ASPS Fights Balance Billing Changes in COVID Legislation
In the weeks before the pandemic, the last congressional committees with jurisdiction over out-of-network (OON) billing passed separate legislative packages to deal with the problem. It appeared these packages would be blended before a May 22 deadline to produce a final bill, and organized medicine worked aggressively to secure more time to negotiate an equitable solution. Every bill produced by the leading committees in Congress projected to drive out-of-network and in-network rates down, handing insurers a windfall in reduced physician payments and saving the government around $20 billion.
Then the public health emergency hit, and its financial damage to health care providers was so severe that most observers believed OON legislation would be addressed only after the effects of a shutdown were known. A crisis that demanded tens of billions of dollars in direct financial support for physicians was not the time, the logic went, to pass legislation that would further reduce their bottom lines. However, reports surfaced as the CARES Act took shape that key committee leaders were pushing to include OON legislation in the stimulus measure (which contained those billions of dollars to help physicians stay afloat while not practicing due to statewide shutdowns).
This trend has continued throughout the pandemic. Rep. Greg Walden (R-OR-02) and Sen. Lamar Alexander (R-TN), both retiring members of Congress and central players in the OON debate, continue to publicly endorse including harmful balance billing policy in COVID-19 response measures. Additionally, the White House has tried to wrap a surprise billing solution into pandemic response, floating the concept of a blanket ban on balance billing and no formal out-of-network payment resolution system.
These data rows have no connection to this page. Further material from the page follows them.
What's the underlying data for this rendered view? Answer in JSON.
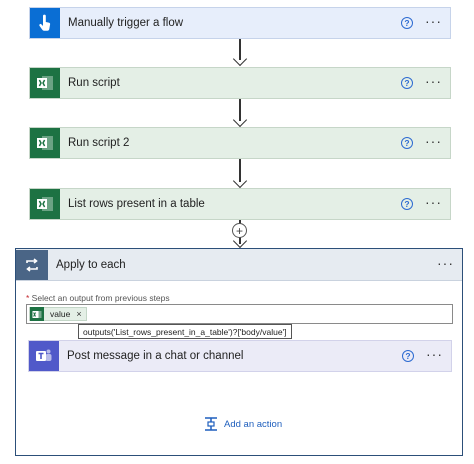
{
  "flow": {
    "steps": [
      {
        "title": "Manually trigger a flow",
        "icon": "hand-tap-icon"
      },
      {
        "title": "Run script",
        "icon": "excel-icon"
      },
      {
        "title": "Run script 2",
        "icon": "excel-icon"
      },
      {
        "title": "List rows present in a table",
        "icon": "excel-icon"
      }
    ],
    "help_glyph": "?",
    "more_glyph": "···",
    "insert_glyph": "+"
  },
  "apply_to_each": {
    "title": "Apply to each",
    "more_glyph": "···",
    "select_label_star": "*",
    "select_label": " Select an output from previous steps",
    "token": {
      "text": "value",
      "close": "×"
    },
    "tooltip": "outputs('List_rows_present_in_a_table')?['body/value']",
    "inner_step": {
      "title": "Post message in a chat or channel",
      "icon": "teams-icon"
    },
    "add_action": "Add an action"
  },
  "colors": {
    "trigger_blue": "#0a6ed4",
    "excel_green": "#1d7243",
    "teams_purple": "#5059c9",
    "scope_border": "#2c4f79",
    "link_blue": "#1f5fbd"
  }
}
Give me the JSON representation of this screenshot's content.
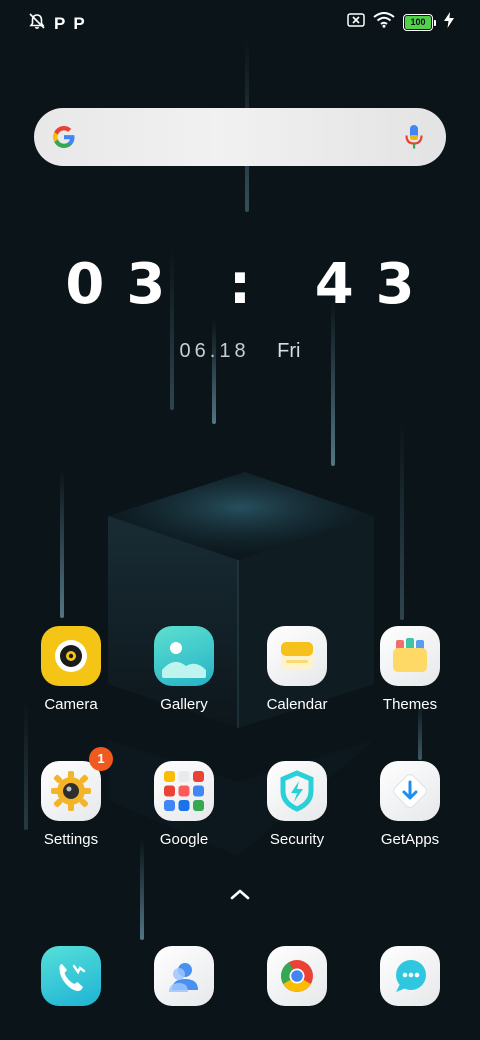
{
  "status_bar": {
    "left_icons": [
      "alarm-off-icon",
      "parking-icon",
      "parking-icon"
    ],
    "left_text": [
      "P",
      "P"
    ],
    "right_icons": [
      "sim-x-icon",
      "wifi-icon",
      "battery-icon",
      "charging-icon"
    ],
    "battery_level": "100",
    "battery_color": "#53d14b"
  },
  "search_bar": {
    "icon_left": "google-icon",
    "icon_right": "microphone-icon"
  },
  "clock": {
    "time": "03 : 43",
    "date": "06.18",
    "day": "Fri"
  },
  "apps_row1": [
    {
      "label": "Camera",
      "icon": "camera-icon"
    },
    {
      "label": "Gallery",
      "icon": "gallery-icon"
    },
    {
      "label": "Calendar",
      "icon": "calendar-icon"
    },
    {
      "label": "Themes",
      "icon": "themes-icon"
    }
  ],
  "apps_row2": [
    {
      "label": "Settings",
      "icon": "settings-icon",
      "badge": "1"
    },
    {
      "label": "Google",
      "icon": "google-folder-icon"
    },
    {
      "label": "Security",
      "icon": "security-icon"
    },
    {
      "label": "GetApps",
      "icon": "getapps-icon"
    }
  ],
  "dock": [
    {
      "icon": "phone-icon"
    },
    {
      "icon": "contacts-icon"
    },
    {
      "icon": "chrome-icon"
    },
    {
      "icon": "messages-icon"
    }
  ],
  "colors": {
    "background": "#0b1419",
    "badge": "#f05a1f",
    "accent_teal": "#2ad0d8"
  }
}
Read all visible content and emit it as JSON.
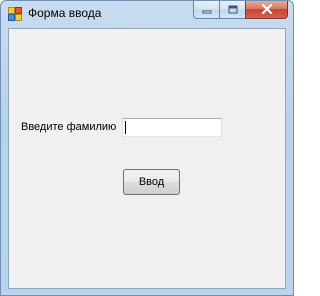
{
  "window": {
    "title": "Форма ввода",
    "icon": "winforms-app-icon",
    "caption_buttons": [
      "minimize-icon",
      "maximize-icon",
      "close-icon"
    ]
  },
  "form": {
    "surname_label": "Введите фамилию",
    "surname_value": "",
    "submit_label": "Ввод"
  },
  "colors": {
    "client_background": "#f0f0f0",
    "close_button": "#c7442f",
    "titlebar": "#bcd3ec"
  }
}
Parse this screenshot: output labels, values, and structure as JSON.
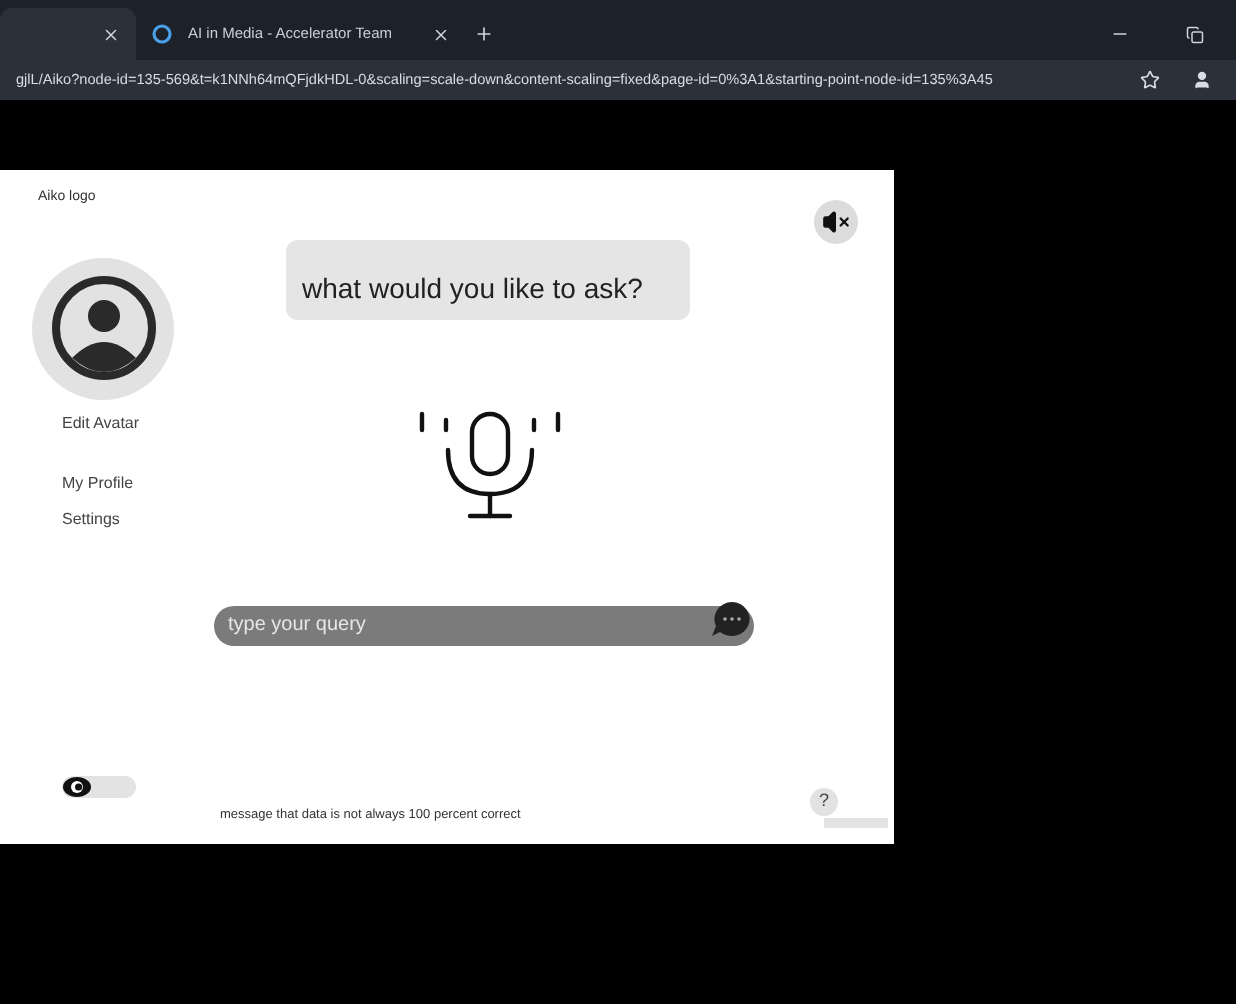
{
  "browser": {
    "tabs": [
      {
        "selected": true
      },
      {
        "title": "AI in Media - Accelerator Team",
        "selected": false
      }
    ],
    "url": "gjlL/Aiko?node-id=135-569&t=k1NNh64mQFjdkHDL-0&scaling=scale-down&content-scaling=fixed&page-id=0%3A1&starting-point-node-id=135%3A45"
  },
  "app": {
    "logo": "Aiko logo",
    "sound_muted": true,
    "avatar_action": "Edit Avatar",
    "menu": [
      {
        "label": "My Profile"
      },
      {
        "label": "Settings"
      }
    ],
    "prompt": "what would you like to ask?",
    "query": {
      "placeholder": "type your query"
    },
    "toggle": {
      "on": false
    },
    "disclaimer": "message that data is not always 100 percent correct",
    "help": "?"
  }
}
Throughout these misguided efforts, ASPS has used a variety of means to push back. Staff-level meetings with the congressional committees that developed the CARES Act included pointed talk about the damage an imbalanced OON solution would have on the post-pandemic practice environment. These face-to-face Zoom conversations continue, and both ASPS and PlastyPAC have made keeping non-COVID balance billing out of COVID legislation a priority in nearly two-dozen meetings with members of Congress or their staff.
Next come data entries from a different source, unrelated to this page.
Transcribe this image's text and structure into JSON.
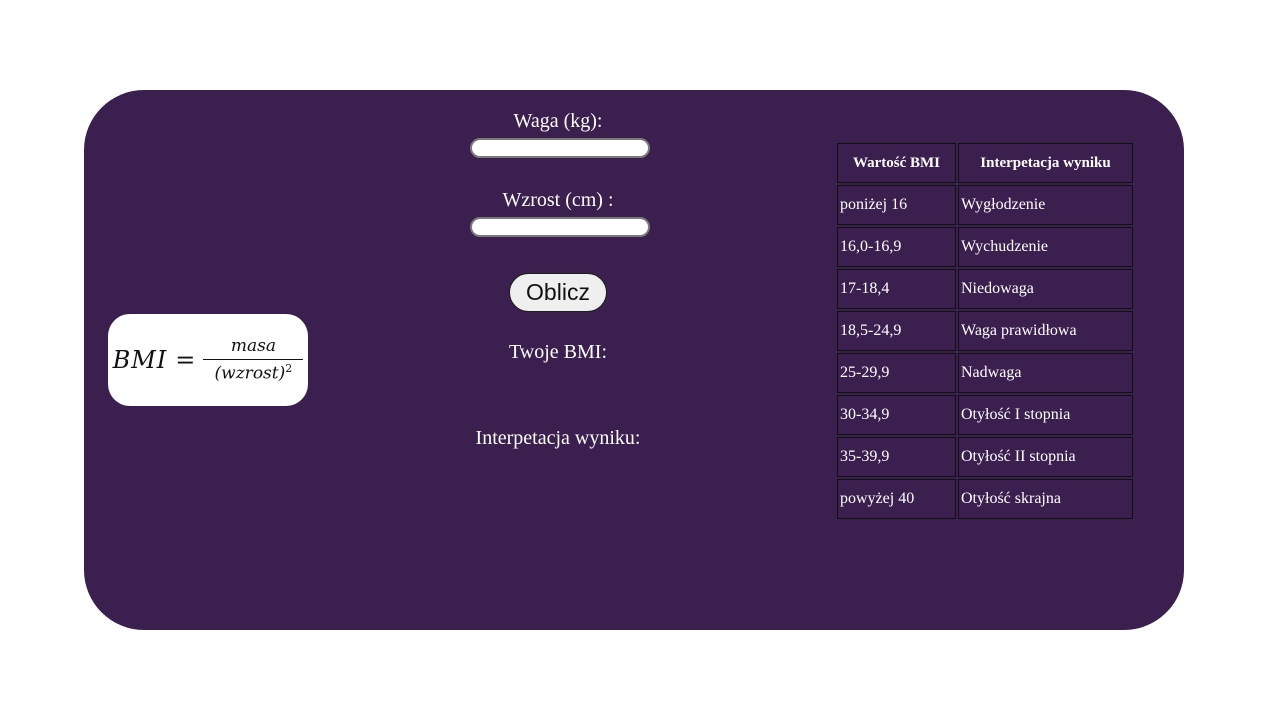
{
  "formula": {
    "lhs": "BMI",
    "eq": "=",
    "numerator": "masa",
    "denominator": "(wzrost)",
    "exponent": "2"
  },
  "form": {
    "weight_label": "Waga (kg):",
    "weight_value": "",
    "height_label": "Wzrost (cm) :",
    "height_value": "",
    "calc_button": "Oblicz",
    "result_label": "Twoje BMI:",
    "interpretation_label": "Interpetacja wyniku:"
  },
  "table": {
    "headers": [
      "Wartość BMI",
      "Interpetacja wyniku"
    ],
    "rows": [
      [
        "poniżej 16",
        "Wygłodzenie"
      ],
      [
        "16,0-16,9",
        "Wychudzenie"
      ],
      [
        "17-18,4",
        "Niedowaga"
      ],
      [
        "18,5-24,9",
        "Waga prawidłowa"
      ],
      [
        "25-29,9",
        "Nadwaga"
      ],
      [
        "30-34,9",
        "Otyłość I stopnia"
      ],
      [
        "35-39,9",
        "Otyłość II stopnia"
      ],
      [
        "powyżej 40",
        "Otyłość skrajna"
      ]
    ]
  },
  "colors": {
    "panel_bg": "#3b1f4e",
    "page_bg": "#ffffff"
  }
}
As Congress heads toward its August recess and the campaign trail, work toward another, likely final emergency response package has gained steam in the last six weeks. With that momentum, the potential inclusion of OON policy in a response package persists. ASPS has, in that time, contacted congressional leadership and the White House to push back. This work will continue until OON billing is again considered through the regular legislative process, but you should be prepared to mobilize in the short-term if balance billing provisions are included in a COVID-related package. There is a good chance that such a provision would be among the most impactful parts of such a bill for plastic surgeons, and that will warrant a proportional outcry against it.